The duchess related the strange tale of the flawless matched diamonds she'd given to her lover. “Except I lied to Thomas. Partly because he was so stern and unforgiving about my past shame. Also because I couldn't bear to admit that I had been duped, that my lover and the girls' father was a thief. He stole them from my jewel case, then left me to face my husband.”

Caro's head buzzed with an unthinkable but entirely plausible idea. She thought about dates and ages and the length of a pregnancy. She was certain she had it right. Lewis Lithgow was the duchess's lover and the twins' father. The duke hadn't expelled the Lithgows for a lame horse, and it certainly wasn't a paltry miniature Lewis had stolen. Priceless diamonds were much more like it. No doubt he'd taken them abroad and sold them there.

The duchess concluded the tale. “You can tell Thomas, if you wish. Perhaps he'll think better of my honesty if not my sense.”

Caro didn't think she could do so without voicing her suspicion. Tell Thomas that Marcus Lithgow was his sisters' brother? He'd been hurt enough. And she didn't
know
that it was so. Though her heart shied from keeping another secret from him, her reason told her not to mention the matter. She'd do nothing to spoil the fragile peace between her husband and his mother. And though Thomas would never blame his sisters for their parentage, she didn't want to cast a shadow over his love for them.

Besides, it wasn't her business. If Thomas wanted to know the identity of the man, it was up to him to ask his mother.

“No,” Caro said. “He doesn't need to know. The diamonds are gone, and he's forgiven you anyway.”

Back in her sitting room, now smelling gloriously of roses, she sat down to write a letter. If Thomas could forgive his mother, she could forgive hers. Her fifteen thousand pounds would contribute to the twins' dowries.

A
t three o'clock, maybe four, Thomas and Denford tumbled from their hackney outside a house in Covent Garden. Thomas was far too drunk to know what time it was, but he had a feeling dawn wasn't far off. He'd consumed more wine at dinner than he'd ever taken at a single sitting. And then there was the brandy. Dark, evil stuff that ripped his guts out over the dice tables at a gaming establishment in Pall Mall where heavy-eyed men won and lost fortunes. Thomas had lost, of course. Not a fortune. When he was down almost three hundred pounds, he couldn't bear it anymore. At this, as in so much else, he was a failure. To make up for his faint heart, he took a bottle to go into the carriage.

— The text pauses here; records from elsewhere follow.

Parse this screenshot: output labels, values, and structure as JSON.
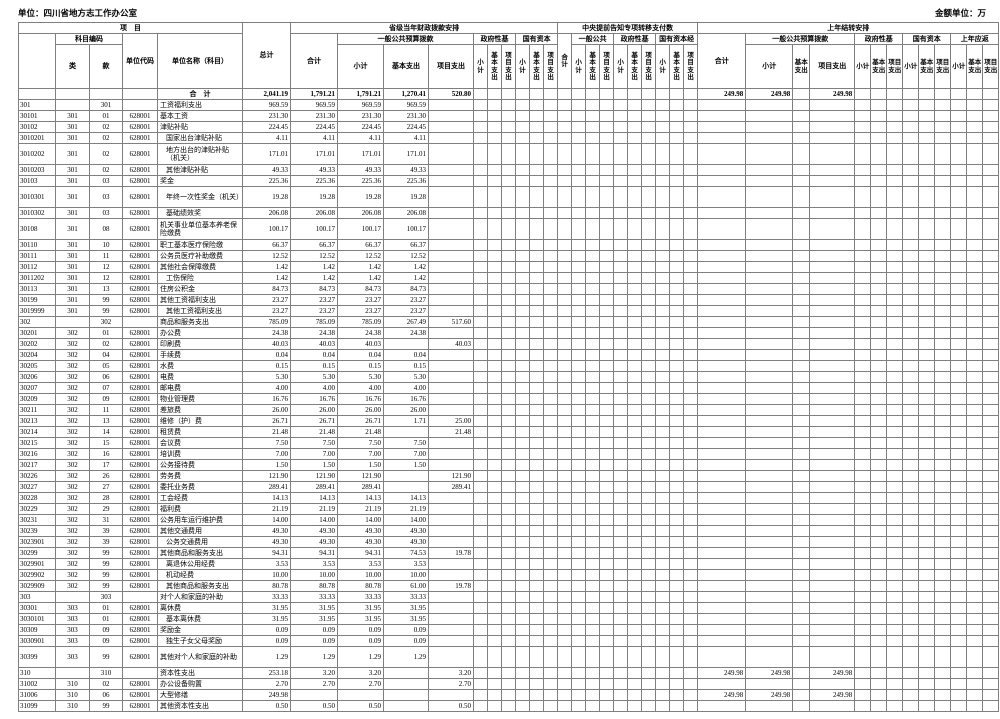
{
  "meta": {
    "unit_label": "单位：四川省地方志工作办公室",
    "amount_unit": "金额单位：万"
  },
  "header": {
    "project": "项　目",
    "subject_code": "科目编码",
    "cls": "类",
    "sec": "款",
    "unit_code": "单位代码",
    "unit_name": "单位名称（科目）",
    "grand_total": "总计",
    "group_provincial": "省级当年财政拨款安排",
    "group_central": "中央提前告知专项转移支付数",
    "group_carryover": "上年结转安排",
    "total_label": "合计",
    "pub_full": "一般公共预算拨款",
    "pub_short": "一般公共",
    "gov_fund": "政府性基",
    "state_capital": "国有资本",
    "state_capital2": "国有资本经",
    "prior_year": "上年应返",
    "subtotal": "小计",
    "basic": "基本支出",
    "project_exp": "项目支出"
  },
  "rows": [
    {
      "code": "",
      "cls": "",
      "sec": "",
      "unit": "",
      "name": "合　计",
      "total": "2,041.19",
      "prov": [
        "1,791.21",
        "1,791.21",
        "1,270.41",
        "520.80"
      ],
      "carry": [
        "249.98",
        "249.98",
        "",
        "249.98"
      ],
      "bold": true
    },
    {
      "code": "301",
      "cls": "",
      "sec": "301",
      "unit": "",
      "name": "工资福利支出",
      "total": "969.59",
      "prov": [
        "969.59",
        "969.59",
        "969.59",
        ""
      ]
    },
    {
      "code": "30101",
      "cls": "301",
      "sec": "01",
      "unit": "628001",
      "name": "基本工资",
      "total": "231.30",
      "prov": [
        "231.30",
        "231.30",
        "231.30",
        ""
      ]
    },
    {
      "code": "30102",
      "cls": "301",
      "sec": "02",
      "unit": "628001",
      "name": "津贴补贴",
      "total": "224.45",
      "prov": [
        "224.45",
        "224.45",
        "224.45",
        ""
      ]
    },
    {
      "code": "3010201",
      "cls": "301",
      "sec": "02",
      "unit": "628001",
      "name": "国家出台津贴补贴",
      "total": "4.11",
      "prov": [
        "4.11",
        "4.11",
        "4.11",
        ""
      ],
      "indent": true
    },
    {
      "code": "3010202",
      "cls": "301",
      "sec": "02",
      "unit": "628001",
      "name": "地方出台的津贴补贴（机关）",
      "total": "171.01",
      "prov": [
        "171.01",
        "171.01",
        "171.01",
        ""
      ],
      "indent": true,
      "twoline": true
    },
    {
      "code": "3010203",
      "cls": "301",
      "sec": "02",
      "unit": "628001",
      "name": "其他津贴补贴",
      "total": "49.33",
      "prov": [
        "49.33",
        "49.33",
        "49.33",
        ""
      ],
      "indent": true
    },
    {
      "code": "30103",
      "cls": "301",
      "sec": "03",
      "unit": "628001",
      "name": "奖金",
      "total": "225.36",
      "prov": [
        "225.36",
        "225.36",
        "225.36",
        ""
      ]
    },
    {
      "code": "3010301",
      "cls": "301",
      "sec": "03",
      "unit": "628001",
      "name": "年终一次性奖金（机关）",
      "total": "19.28",
      "prov": [
        "19.28",
        "19.28",
        "19.28",
        ""
      ],
      "indent": true,
      "twoline": true
    },
    {
      "code": "3010302",
      "cls": "301",
      "sec": "03",
      "unit": "628001",
      "name": "基础绩效奖",
      "total": "206.08",
      "prov": [
        "206.08",
        "206.08",
        "206.08",
        ""
      ],
      "indent": true
    },
    {
      "code": "30108",
      "cls": "301",
      "sec": "08",
      "unit": "628001",
      "name": "机关事业单位基本养老保险缴费",
      "total": "100.17",
      "prov": [
        "100.17",
        "100.17",
        "100.17",
        ""
      ],
      "twoline": true
    },
    {
      "code": "30110",
      "cls": "301",
      "sec": "10",
      "unit": "628001",
      "name": "职工基本医疗保险缴",
      "total": "66.37",
      "prov": [
        "66.37",
        "66.37",
        "66.37",
        ""
      ]
    },
    {
      "code": "30111",
      "cls": "301",
      "sec": "11",
      "unit": "628001",
      "name": "公务员医疗补助缴费",
      "total": "12.52",
      "prov": [
        "12.52",
        "12.52",
        "12.52",
        ""
      ]
    },
    {
      "code": "30112",
      "cls": "301",
      "sec": "12",
      "unit": "628001",
      "name": "其他社会保障缴费",
      "total": "1.42",
      "prov": [
        "1.42",
        "1.42",
        "1.42",
        ""
      ]
    },
    {
      "code": "3011202",
      "cls": "301",
      "sec": "12",
      "unit": "628001",
      "name": "工伤保险",
      "total": "1.42",
      "prov": [
        "1.42",
        "1.42",
        "1.42",
        ""
      ],
      "indent": true
    },
    {
      "code": "30113",
      "cls": "301",
      "sec": "13",
      "unit": "628001",
      "name": "住房公积金",
      "total": "84.73",
      "prov": [
        "84.73",
        "84.73",
        "84.73",
        ""
      ]
    },
    {
      "code": "30199",
      "cls": "301",
      "sec": "99",
      "unit": "628001",
      "name": "其他工资福利支出",
      "total": "23.27",
      "prov": [
        "23.27",
        "23.27",
        "23.27",
        ""
      ]
    },
    {
      "code": "3019999",
      "cls": "301",
      "sec": "99",
      "unit": "628001",
      "name": "其他工资福利支出",
      "total": "23.27",
      "prov": [
        "23.27",
        "23.27",
        "23.27",
        ""
      ],
      "indent": true
    },
    {
      "code": "302",
      "cls": "",
      "sec": "302",
      "unit": "",
      "name": "商品和服务支出",
      "total": "785.09",
      "prov": [
        "785.09",
        "785.09",
        "267.49",
        "517.60"
      ]
    },
    {
      "code": "30201",
      "cls": "302",
      "sec": "01",
      "unit": "628001",
      "name": "办公费",
      "total": "24.38",
      "prov": [
        "24.38",
        "24.38",
        "24.38",
        ""
      ]
    },
    {
      "code": "30202",
      "cls": "302",
      "sec": "02",
      "unit": "628001",
      "name": "印刷费",
      "total": "40.03",
      "prov": [
        "40.03",
        "40.03",
        "",
        "40.03"
      ]
    },
    {
      "code": "30204",
      "cls": "302",
      "sec": "04",
      "unit": "628001",
      "name": "手续费",
      "total": "0.04",
      "prov": [
        "0.04",
        "0.04",
        "0.04",
        ""
      ]
    },
    {
      "code": "30205",
      "cls": "302",
      "sec": "05",
      "unit": "628001",
      "name": "水费",
      "total": "0.15",
      "prov": [
        "0.15",
        "0.15",
        "0.15",
        ""
      ]
    },
    {
      "code": "30206",
      "cls": "302",
      "sec": "06",
      "unit": "628001",
      "name": "电费",
      "total": "5.30",
      "prov": [
        "5.30",
        "5.30",
        "5.30",
        ""
      ]
    },
    {
      "code": "30207",
      "cls": "302",
      "sec": "07",
      "unit": "628001",
      "name": "邮电费",
      "total": "4.00",
      "prov": [
        "4.00",
        "4.00",
        "4.00",
        ""
      ]
    },
    {
      "code": "30209",
      "cls": "302",
      "sec": "09",
      "unit": "628001",
      "name": "物业管理费",
      "total": "16.76",
      "prov": [
        "16.76",
        "16.76",
        "16.76",
        ""
      ]
    },
    {
      "code": "30211",
      "cls": "302",
      "sec": "11",
      "unit": "628001",
      "name": "差旅费",
      "total": "26.00",
      "prov": [
        "26.00",
        "26.00",
        "26.00",
        ""
      ]
    },
    {
      "code": "30213",
      "cls": "302",
      "sec": "13",
      "unit": "628001",
      "name": "维修（护）费",
      "total": "26.71",
      "prov": [
        "26.71",
        "26.71",
        "1.71",
        "25.00"
      ]
    },
    {
      "code": "30214",
      "cls": "302",
      "sec": "14",
      "unit": "628001",
      "name": "租赁费",
      "total": "21.48",
      "prov": [
        "21.48",
        "21.48",
        "",
        "21.48"
      ]
    },
    {
      "code": "30215",
      "cls": "302",
      "sec": "15",
      "unit": "628001",
      "name": "会议费",
      "total": "7.50",
      "prov": [
        "7.50",
        "7.50",
        "7.50",
        ""
      ]
    },
    {
      "code": "30216",
      "cls": "302",
      "sec": "16",
      "unit": "628001",
      "name": "培训费",
      "total": "7.00",
      "prov": [
        "7.00",
        "7.00",
        "7.00",
        ""
      ]
    },
    {
      "code": "30217",
      "cls": "302",
      "sec": "17",
      "unit": "628001",
      "name": "公务接待费",
      "total": "1.50",
      "prov": [
        "1.50",
        "1.50",
        "1.50",
        ""
      ]
    },
    {
      "code": "30226",
      "cls": "302",
      "sec": "26",
      "unit": "628001",
      "name": "劳务费",
      "total": "121.90",
      "prov": [
        "121.90",
        "121.90",
        "",
        "121.90"
      ]
    },
    {
      "code": "30227",
      "cls": "302",
      "sec": "27",
      "unit": "628001",
      "name": "委托业务费",
      "total": "289.41",
      "prov": [
        "289.41",
        "289.41",
        "",
        "289.41"
      ]
    },
    {
      "code": "30228",
      "cls": "302",
      "sec": "28",
      "unit": "628001",
      "name": "工会经费",
      "total": "14.13",
      "prov": [
        "14.13",
        "14.13",
        "14.13",
        ""
      ]
    },
    {
      "code": "30229",
      "cls": "302",
      "sec": "29",
      "unit": "628001",
      "name": "福利费",
      "total": "21.19",
      "prov": [
        "21.19",
        "21.19",
        "21.19",
        ""
      ]
    },
    {
      "code": "30231",
      "cls": "302",
      "sec": "31",
      "unit": "628001",
      "name": "公务用车运行维护费",
      "total": "14.00",
      "prov": [
        "14.00",
        "14.00",
        "14.00",
        ""
      ]
    },
    {
      "code": "30239",
      "cls": "302",
      "sec": "39",
      "unit": "628001",
      "name": "其他交通费用",
      "total": "49.30",
      "prov": [
        "49.30",
        "49.30",
        "49.30",
        ""
      ]
    },
    {
      "code": "3023901",
      "cls": "302",
      "sec": "39",
      "unit": "628001",
      "name": "公务交通费用",
      "total": "49.30",
      "prov": [
        "49.30",
        "49.30",
        "49.30",
        ""
      ],
      "indent": true
    },
    {
      "code": "30299",
      "cls": "302",
      "sec": "99",
      "unit": "628001",
      "name": "其他商品和服务支出",
      "total": "94.31",
      "prov": [
        "94.31",
        "94.31",
        "74.53",
        "19.78"
      ]
    },
    {
      "code": "3029901",
      "cls": "302",
      "sec": "99",
      "unit": "628001",
      "name": "离退休公用经费",
      "total": "3.53",
      "prov": [
        "3.53",
        "3.53",
        "3.53",
        ""
      ],
      "indent": true
    },
    {
      "code": "3029902",
      "cls": "302",
      "sec": "99",
      "unit": "628001",
      "name": "机动经费",
      "total": "10.00",
      "prov": [
        "10.00",
        "10.00",
        "10.00",
        ""
      ],
      "indent": true
    },
    {
      "code": "3029909",
      "cls": "302",
      "sec": "99",
      "unit": "628001",
      "name": "其他商品和服务支出",
      "total": "80.78",
      "prov": [
        "80.78",
        "80.78",
        "61.00",
        "19.78"
      ],
      "indent": true
    },
    {
      "code": "303",
      "cls": "",
      "sec": "303",
      "unit": "",
      "name": "对个人和家庭的补助",
      "total": "33.33",
      "prov": [
        "33.33",
        "33.33",
        "33.33",
        ""
      ]
    },
    {
      "code": "30301",
      "cls": "303",
      "sec": "01",
      "unit": "628001",
      "name": "离休费",
      "total": "31.95",
      "prov": [
        "31.95",
        "31.95",
        "31.95",
        ""
      ]
    },
    {
      "code": "3030101",
      "cls": "303",
      "sec": "01",
      "unit": "628001",
      "name": "基本离休费",
      "total": "31.95",
      "prov": [
        "31.95",
        "31.95",
        "31.95",
        ""
      ],
      "indent": true
    },
    {
      "code": "30309",
      "cls": "303",
      "sec": "09",
      "unit": "628001",
      "name": "奖励金",
      "total": "0.09",
      "prov": [
        "0.09",
        "0.09",
        "0.09",
        ""
      ]
    },
    {
      "code": "3030901",
      "cls": "303",
      "sec": "09",
      "unit": "628001",
      "name": "独生子女父母奖励",
      "total": "0.09",
      "prov": [
        "0.09",
        "0.09",
        "0.09",
        ""
      ],
      "indent": true
    },
    {
      "code": "30399",
      "cls": "303",
      "sec": "99",
      "unit": "628001",
      "name": "其他对个人和家庭的补助",
      "total": "1.29",
      "prov": [
        "1.29",
        "1.29",
        "1.29",
        ""
      ],
      "twoline": true
    },
    {
      "code": "310",
      "cls": "",
      "sec": "310",
      "unit": "",
      "name": "资本性支出",
      "total": "253.18",
      "prov": [
        "3.20",
        "3.20",
        "",
        "3.20"
      ],
      "carry": [
        "249.98",
        "249.98",
        "",
        "249.98"
      ]
    },
    {
      "code": "31002",
      "cls": "310",
      "sec": "02",
      "unit": "628001",
      "name": "办公设备购置",
      "total": "2.70",
      "prov": [
        "2.70",
        "2.70",
        "",
        "2.70"
      ]
    },
    {
      "code": "31006",
      "cls": "310",
      "sec": "06",
      "unit": "628001",
      "name": "大型修缮",
      "total": "249.98",
      "prov": [
        "",
        "",
        "",
        ""
      ],
      "carry": [
        "249.98",
        "249.98",
        "",
        "249.98"
      ]
    },
    {
      "code": "31099",
      "cls": "310",
      "sec": "99",
      "unit": "628001",
      "name": "其他资本性支出",
      "total": "0.50",
      "prov": [
        "0.50",
        "0.50",
        "",
        "0.50"
      ]
    }
  ]
}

The house was brightly lit, and the sound of music poured into the street from the opened door. The tune reminded him of the Pantheon masquerade, the rapid tempo designed to stir the blood. Laughter, uninhibited female mirth punctuated with men's rumbles, hit him like a wall, along with the scent of cheap candles, cheap wine, sweat, and fornication.

Struggling to stay upright on legs that seemed to have lost their bones, he leaned on Denford's arm. Funny how Denford seemed to have no difficulty standing. Must be because he wasn't as broad in the chest.

He blinked through the smoke. There were indeed ladies present. Not ladies, women. Definitely women. Women whose state of dress made Caro look like a nun. Women clad in scarlets and oranges, whose bodices failed to contain their ripe breasts. Women with painted faces draped over men in varying states of attire or undress.

“Denford, old fellow,” he said carefully. “I can't be certain because I've never been to one, but I do believe this is a house of ill repute.”

“Spot on, Castleton.” He'd become accustomed to Denford's cynical drawl during the evening, but now he remembered why he hated him. This place was revolting, the women with their exaggerated leers disgusting, the men who pawed them foul.

“Why have you brought me here? I asked you to show me how Townsend spent his time.”

“And so I have.”

“Townsend came here?”

“Not often. Especially by the end he didn't have the means to perform.”

“Are you sure?” It seemed utterly incredible that a man with Caro at home would waste his time in this tawdry company.

“Quite sure. On occasion I pulled him out and took him home.”